Brüssel – Die EU-Kommission zeigt sich "schwer besorgt" über die jüngsten Entwicklungen in der Türkei. "Es hat ernsthafte Rückschritte im Bereich Meinungsfreiheit im vergangenen Jahr gegeben", heißt es in dem Mittwoch von EU-Erweiterungskommissar Johannes Hahn im EU-Parlament in Brüssel vorgestellten Fortschrittsbericht. Das Vorgehen gegen die oppositionelle prokurdische HDP sei eine "schwerwiegende Sorge".

Die EU-Kommission hält dennoch an den Beitrittsverhandlungen mit Ankara fest. Der Bericht verweist auf die Eröffnung von weiteren Verhandlungskapiteln im November 2015 und im Juni 2016. "Dies beinhaltet auch vorbereitende Arbeiten zu drei anderen Kapiteln und das laufende Update der Screeningberichte in den Schlüsselkapiteln 23 und 24." Beide Seiten hätten zudem Optionen zur Aufwertung der Zollunion geprüft.

Willkür

"Selektive und willkürliche Anwendung des Gesetzes, vor allem zu den Bestimmungen zur nationalen Sicherheit und dem Kampf gegen Terrorismus, haben eine negative Auswirkung auf die Meinungsfreiheit", heißt es in dem EU-Report. "Laufende und neue Kriminalfälle gegen Journalisten, Schriftsteller oder Nutzer sozialer Medien, der Entzug von Akkreditierungen, eine hohe Zahl von Verhaftungen von Journalisten sowie die Schließung zahlreicher Medientitel im Gefolge des Putschversuchs im Juli sind Anlass zu ernsthafter Sorge. Die Versammlungsfreiheit ist weiter übermäßig eingeschränkt, sowohl im Gesetz als auch in der Praxis."

Der Fortschrittsbericht steht ganz im Zeichen des Putschversuches vom 15. Juli, der nach Angaben der EU-Kommission 241 Todesopfer und 2.196 Verletzte gefordert hat. "Die nach dem Putschversuch ergriffenen weitreichenden Maßnahmen haben eine Reihe entscheidender Herausforderungen weiter vertieft, bezüglich des Respekts vor Grundrechten, besonders die Freiheit der Meinungsäußerung und das Recht auf faire Verfahren und Rechtstaatlichkeit", stellt die EU-Kommission fest.

Putsch

"Nach dem Putschversuch erfolgten sehr weitgehende Dienstenthebungen, Entlassungen, Festnahmen und Verhaftungen wegen angeblicher Verbindungen zur Gülen-Bewegung und Beteiligung an dem Putschversuch. Die Maßnahmen wirkten sich auf das ganze Spektrum der Gesellschaft aus, mit besonderer Wirkung auf die Justiz, Polizei, Gendarmerie, Militär, die Beamtenschaft, lokale Stellen, Hochschulen, Lehrer, Rechtsanwälte, die Medien und die Geschäftswelt. Zahlreiche Institutionen und private Unternehmen wurden geschlossen, ihr Vermögen beschlagnahmt oder an öffentliche Institutionen übertragen."
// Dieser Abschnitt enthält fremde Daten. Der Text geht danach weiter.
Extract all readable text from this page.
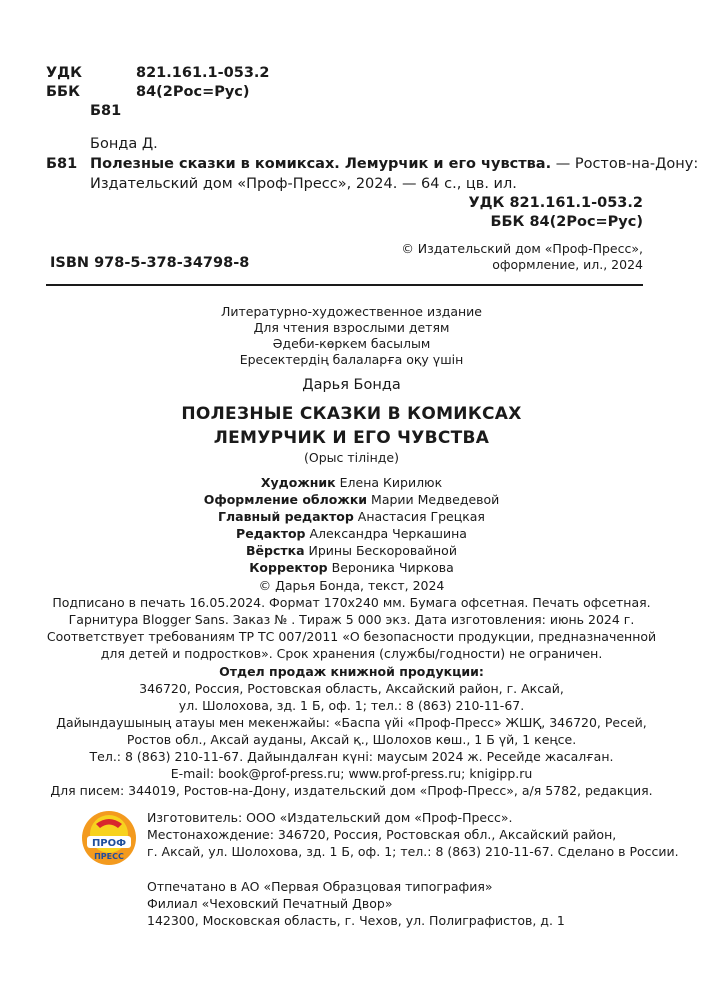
УДК	821.161.1-053.2
ББК	84(2Рос=Рус)
Б81
Бонда Д.
Б81 Полезные сказки в комиксах. Лемурчик и его чувства. — Ростов-на-Дону:
Издательский дом «Проф-Пресс», 2024. — 64 с., цв. ил.
УДК 821.161.1-053.2
ББК 84(2Рос=Рус)
ISBN 978-5-378-34798-8
© Издательский дом «Проф-Пресс»,
оформление, ил., 2024
Литературно-художественное издание
Для чтения взрослыми детям
Әдеби-көркем басылым
Ересектердің балаларға оқу үшін
Дарья Бонда
ПОЛЕЗНЫЕ СКАЗКИ В КОМИКСАХ
ЛЕМУРЧИК И ЕГО ЧУВСТВА
(Орыс тілінде)
Художник Елена Кирилюк
Оформление обложки Марии Медведевой
Главный редактор Анастасия Грецкая
Редактор Александра Черкашина
Вёрстка Ирины Бескоровайной
Корректор Вероника Чиркова
© Дарья Бонда, текст, 2024
Подписано в печать 16.05.2024. Формат 170х240 мм. Бумага офсетная. Печать офсетная.
Гарнитура Blogger Sans. Заказ № . Тираж 5 000 экз. Дата изготовления: июнь 2024 г.
Соответствует требованиям ТР ТС 007/2011 «О безопасности продукции, предназначенной
для детей и подростков». Срок хранения (службы/годности) не ограничен.
Отдел продаж книжной продукции:
346720, Россия, Ростовская область, Аксайский район, г. Аксай,
ул. Шолохова, зд. 1 Б, оф. 1; тел.: 8 (863) 210-11-67.
Дайындаушының атауы мен мекенжайы: «Баспа үйі «Проф-Пресс» ЖШҚ, 346720, Ресей,
Ростов обл., Аксай ауданы, Аксай қ., Шолохов көш., 1 Б үй, 1 кеңсе.
Тел.: 8 (863) 210-11-67. Дайындалған күні: маусым 2024 ж. Ресейде жасалған.
E-mail: book@prof-press.ru; www.prof-press.ru; knigipp.ru
Для писем: 344019, Ростов-на-Дону, издательский дом «Проф-Пресс», а/я 5782, редакция.
ПРОФ
ПРЕСС
Изготовитель: ООО «Издательский дом «Проф-Пресс».
Местонахождение: 346720, Россия, Ростовская обл., Аксайский район,
г. Аксай, ул. Шолохова, зд. 1 Б, оф. 1; тел.: 8 (863) 210-11-67. Сделано в России.
Отпечатано в АО «Первая Образцовая типография»
Филиал «Чеховский Печатный Двор»
142300, Московская область, г. Чехов, ул. Полиграфистов, д. 1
Angesichts des Umfangs und des kollektiven Charakters der seit Juli ergriffenen Maßnahmen, habe die EU "die Türkei als einen Beitrittskandidaten aufgefordert, die höchsten Standards der Rechtsstaatlichkeit und der Grundrechte zu beachten". Die türkische Regierung sei diesbezüglich klare Verpflichtungen eingegangen. "Die Kommission dringt darauf, dass sie vollumfänglich umgesetzt werden, einschließlich durch ein internationales Monitoring der Verhaftungen, Prozesse und Verfahren nach dem Putschversuch."

Zusammenarbeit

Die EU sei zur Zusammenarbeit mit der Türkei bereit. "Aber der Rechtsstaat, Menschenrechte und Grundfreiheiten müssen unter allen Umständen geachtet werden, und das Parlament und alle Kräfte, die in demokratischen Institutionen vertreten sind, müssen in der Lage sein, ihre verfassungsgemäße Rolle voll auszufüllen."

In dem Bericht wird auch auf das Vorgehen gegen die pro-kurdische Opposition im Parlament eingegangen. "Die Annahme, im Mai, eines Gesetzes, das die Aufhebung der Immunität einer großen Zahl von Abgeordneten und in der Folge im November die Festnahme und Inhaftierung mehrerer HDP-Parlamentsabgeordneter, einschließlich der beiden Ko-Vorsitzenden, stellt eine schwerwiegende Sorge dar."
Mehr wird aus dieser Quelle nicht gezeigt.